My heart’s cry so often is… Break my heart for what breaks yours…
I am burdened.
Again.
In a different way. But I have recognized it as a heart burden. A grieving.
It is easy to be in an area of need and be burdened. But being in the states for a longer period of time and then being in the city has given me three different perspectives of the world in a short period of time. And to each place, there are adjustments to be made. Yet, there is a fresh way of seeing life here as well. Being away gave me perspective. Turned my eyes from the focus here to the focus there. Being away reminded me of changes in the world and changes in myself. A perspective that isn’t developed in a short trip back to the states.
And so, to step back into life in the valley here, in a way is to see it again afresh. Many things were forgotten and my senses take it in again. I see the burden. I feel the burden. I feel the difference.
Burdened. There is something here. Burdened for the older generation. As they lived through a war and are on the other side. As development happens, yet they cling to their old ways. Burdened as technology passes them up and I see the structure of family changing. They are saddened. They are struggling to understand the change. I pass an old man a few times a week along the side of the mountain. He is in his field with his hoe in hand. Barefoot. Trying to plant a crop of corn so that he can continue to eat. Yet he barely has the strength to raise his hoe.

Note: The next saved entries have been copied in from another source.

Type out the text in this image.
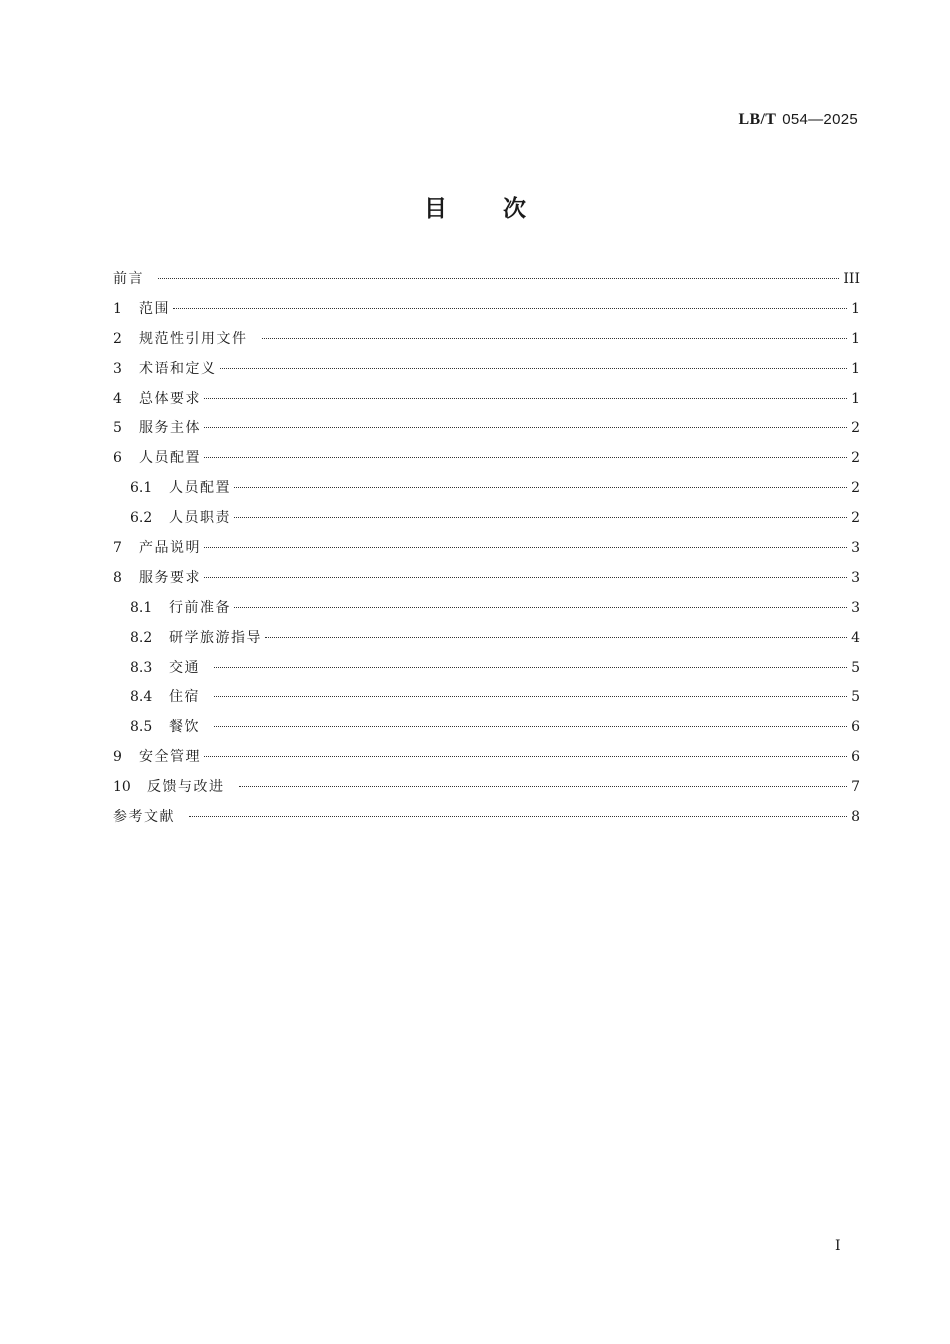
LB/T 054—2025
目次
前言	III
1	范围	1
2	规范性引用文件	1
3	术语和定义	1
4	总体要求	1
5	服务主体	2
6	人员配置	2
6.1	人员配置	2
6.2	人员职责	2
7	产品说明	3
8	服务要求	3
8.1	行前准备	3
8.2	研学旅游指导	4
8.3	交通	5
8.4	住宿	5
8.5	餐饮	6
9	安全管理	6
10	反馈与改进	7
参考文献	8
I
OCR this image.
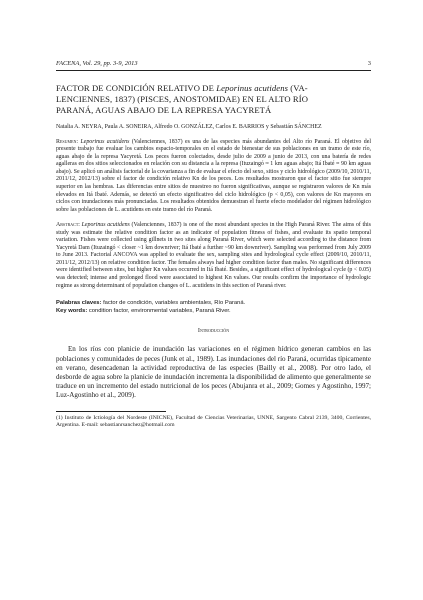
FACENA, Vol. 29, pp. 3-9, 2013	3
FACTOR DE CONDICIÓN RELATIVO DE Leporinus acutidens (VA-
LENCIENNES, 1837) (PISCES, ANOSTOMIDAE) EN EL ALTO RÍO
PARANÁ, AGUAS ABAJO DE LA REPRESA YACYRETÁ
Natalia A. NEYRA, Paula A. SONEIRA, Alfredo O. GONZÁLEZ, Carlos E. BARRIOS y Sebastián SÁNCHEZ
Resumen: Leporinus acutidens (Valenciennes, 1837) es una de las especies más abundantes del Alto río Paraná. El objetivo del presente trabajo fue evaluar los cambios espacio-temporales en el estado de bienestar de sus poblaciones en un tramo de este río, aguas abajo de la represa Yacyretá. Los peces fueron colectados, desde julio de 2009 a junio de 2013, con una batería de redes agalleras en dos sitios seleccionados en relación con su distancia a la represa (Ituzaingó ≈ 1 km aguas abajo; Itá Ibaté ≈ 90 km aguas abajo). Se aplicó un análisis factorial de la covarianza a fin de evaluar el efecto del sexo, sitios y ciclo hidrológico (2009/10, 2010/11, 2011/12, 2012/13) sobre el factor de condición relativo Kn de los peces. Los resultados mostraron que el factor sitio fue siempre superior en las hembras. Las diferencias entre sitios de muestreo no fueron significativas, aunque se registraron valores de Kn más elevados en Itá Ibaté. Además, se detectó un efecto significativo del ciclo hidrológico (p < 0,05), con valores de Kn mayores en ciclos con inundaciones más pronunciadas. Los resultados obtenidos demuestran el fuerte efecto modelador del régimen hidrológico sobre las poblaciones de L. acutidens en este tramo del río Paraná.
Abstract: Leporinus acutidens (Valenciennes, 1837) is one of the most abundant species in the High Paraná River. The aims of this study was estimate the relative condition factor as an indicator of population fitness of fishes, and evaluate its spatio temporal variation. Fishes were collected using gillnets in two sites along Paraná River, which were selected according to the distance from Yacyretá Dam (Ituzaingó < closer ~1 km downriver; Itá Ibaté a further ~90 km downriver). Sampling was performed from July 2009 to June 2013. Factorial ANCOVA was applied to evaluate the sex, sampling sites and hydrological cycle effect (2009/10, 2010/11, 2011/12, 2012/13) on relative condition factor. The females always had higher condition factor than males. No significant differences were identified between sites, but higher Kn values occurred in Itá Ibaté. Besides, a significant effect of hydrological cycle (p < 0.05) was detected; intense and prolonged flood were associated to highest Kn values. Our results confirm the importance of hydrologic regime as strong determinant of population changes of L. acutidens in this section of Paraná river.
Palabras claves: factor de condición, variables ambientales, Río Paraná.
Key words: condition factor, environmental variables, Paraná River.
Introducción

En los ríos con planicie de inundación las variaciones en el régimen hídrico generan cambios en las poblaciones y comunidades de peces (Junk et al., 1989). Las inundaciones del río Paraná, ocurridas típicamente en verano, desencadenan la actividad reproductiva de las especies (Bailly et al., 2008). Por otro lado, el desborde de agua sobre la planicie de inundación incrementa la disponibilidad de alimento que generalmente se traduce en un incremento del estado nutricional de los peces (Abujanra et al., 2009; Gomes y Agostinho, 1997; Luz-Agostinho et al., 2009).

(1) Instituto de Ictiología del Nordeste (INICNE), Facultad de Ciencias Veterinarias, UNNE, Sargento Cabral 2139, 3400, Corrientes, Argentina. E-mail: sebastianrsanchez@hotmail.com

Burdened for the middle generation as they seek to work. As they look for jobs and to provide for their families. As they have hope now for change and as the Western influence comes. Burdened because there are more materialistic things for them to desire, yet in this valley, the opportunities for jobs are scarce. If they have an education and want to stay here, they find themselves in a corrupt system to struggle for a job. You must be the right political party or family or associated with the right people. Burdened because they want to provide a better life than their childhood produced. Many of this generation has left leaving mothers to raise their children alone or aunts or grandmothers who now have the burden of raising children left behind by immigration.
And the burden grows. For the younger generation. As I have listened to conversations and dialogues, I hear a change in the way that young people are talking. Here in this valley. They want out. They want something different. They hope for something that they have not had. They want an education. They want a change to dream. They want the things they see in movies. Many of them are looking to the states as an answer to that. They know that there are opportunities out there, and yet they are ill equipped to embrace them. They have pint-sized practice at decision making. And yet, they are making decisions that completely effect their path for the rest of their lives.
And so as I listen to the youth here talk about their futures. As I talk with students who have left to study. As I talk with those from the mountains that have come to town, the general consensus is that they are searching. Many go to the bigger cities. Many go to the states. They are searching for something that would satisfy. Something that will help them make a better life for themselves than the previous generation had.
I had a flashback as I was thinking. That much of what is happening here is not much different from what I have seen in my hometown. Or in the small towns around me in Western Pennsylvania. They were mining towns. Oil towns. Boom towns. The economy was built on what was around them. Over time the people left, the industries were not able to keep up with the change. There were no jobs. There was nothing to entice young families to stay. Adolescents graduated, went away to college and settled elsewhere where there were opportunities and promises and a better job market.
I have a soft heart. I am often burdened. But this burden is real. I am constantly thinking of how to break that cycle. How to provide hope. How to create jobs that will keep the educated here, within their communities. Bettering the town. To have role models to point to. And above all, for God’s mercy to shine in this country.